Il est également possible que l’activation immunitaire chronique attribuable à l’infection au VIH cause l’affaiblissement graduel et le vieillissement prématuré du système immunitaire.

Certains chercheurs laissent entendre que l’inflammation et l’activation immunitaires excessives chez les utilisateurs du TAR pourraient accroître le risque de croissance de cellules anormales, d’états précancéreux et de cancers relativement courants chez les personnes séropositives de nos jours, dont le cancer du poumon.

Tabagisme

Le tabagisme peut causer de nombreux méfaits, notamment l’augmentation du risque de cancer du poumon et d’autres cancers. Nombre de sondages ont révélé que les taux de tabagisme sont relativement élevés parmi les personnes séropositives. Et des études menées à l’époque actuelle ont révélé que les fumeurs séropositifs ont tendance à avoir une espérance de vie écourtée à cause de complications liées au tabagisme et non au VIH.

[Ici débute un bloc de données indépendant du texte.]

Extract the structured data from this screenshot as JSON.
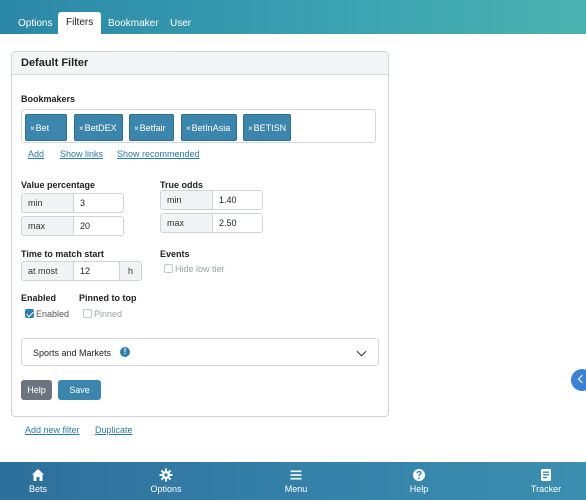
{
  "tabs": [
    {
      "label": "Options",
      "active": false
    },
    {
      "label": "Filters",
      "active": true
    },
    {
      "label": "Bookmaker",
      "active": false
    },
    {
      "label": "User",
      "active": false
    }
  ],
  "card": {
    "title": "Default Filter"
  },
  "bookmakers": {
    "label": "Bookmakers",
    "chips": [
      "Bet",
      "BetDEX",
      "Betfair",
      "BetInAsia",
      "BETISN"
    ],
    "remove_glyph": "×",
    "links": {
      "add": "Add",
      "show_links": "Show links",
      "show_recommended": "Show recommended"
    }
  },
  "value_percentage": {
    "label": "Value percentage",
    "min_label": "min",
    "min_value": "3",
    "max_label": "max",
    "max_value": "20"
  },
  "true_odds": {
    "label": "True odds",
    "min_label": "min",
    "min_value": "1.40",
    "max_label": "max",
    "max_value": "2.50"
  },
  "time_to_match": {
    "label": "Time to match start",
    "prefix": "at most",
    "value": "12",
    "unit": "h"
  },
  "events": {
    "label": "Events",
    "hide_low_tier": {
      "label": "Hide low tier",
      "checked": false
    }
  },
  "enabled": {
    "label": "Enabled",
    "checkbox_label": "Enabled",
    "checked": true
  },
  "pinned": {
    "label": "Pinned to top",
    "checkbox_label": "Pinned",
    "checked": false
  },
  "sports_markets": {
    "label": "Sports and Markets",
    "info_glyph": "!"
  },
  "buttons": {
    "help": "Help",
    "save": "Save"
  },
  "footer_links": {
    "add_new_filter": "Add new filter",
    "duplicate": "Duplicate"
  },
  "bottom_nav": [
    {
      "label": "Bets",
      "icon": "home-icon"
    },
    {
      "label": "Options",
      "icon": "gear-icon"
    },
    {
      "label": "Menu",
      "icon": "hamburger-icon"
    },
    {
      "label": "Help",
      "icon": "question-icon"
    },
    {
      "label": "Tracker",
      "icon": "tracker-icon"
    }
  ],
  "colors": {
    "accent": "#3c86ad",
    "header_teal": "#3aa1b2",
    "bottom_blue": "#3480a9",
    "help_button": "#6c757d",
    "side_toggle": "#3b82d6"
  }
}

Bienfaits de l’arrêt tu tabagisme

Parmi les personnes séronégatives, on a trouvé que la cessation du tabagisme procurait de nombreux bienfaits pour la santé, notamment la réduction du risque de cancer du poumon et d’autres cancers liés au tabac et la réduction du risque de décès. Cependant, ces bienfaits peuvent mettre du temps à apparaître. À titre d’exemple, selon les estimations des chercheurs, les personnes séronégatives qui arrêtent de fumer doivent attendre de cinq à neuf ans pour connaître une réduction significative de leur risque de cancer du poumon.

DAD

Les chercheurs affiliés à une grande base de données appelée DAD recueillent des informations relatives à la santé de personnes séropositives en Australie, en Europe et aux États-Unis. Les chercheurs évaluent ces données et publient des rapports sur une variété de questions liées au VIH. Dans leur analyse la plus récente, les chercheurs ont comparé les taux de cancers chez les anciens fumeurs à ceux des personnes n’ayant jamais fumé.

Les chercheurs ont trouvé que le risque de tous les cancers, y compris les cancers liés au tabagisme, était le plus élevé dans l’année suivant l’arrêt du tabagisme. Le risque subséquent de certains cancers a diminué, mais le risque de cancer du poumon était encore élevé cinq ans après la cessation du tabagisme. Pour réduire les complications liées au tabagisme, les chercheurs recommandent d’augmenter les efforts pour empêcher les gens de commencer à fumer et pour faciliter la cessation du tabagisme chez les fumeurs séropositifs.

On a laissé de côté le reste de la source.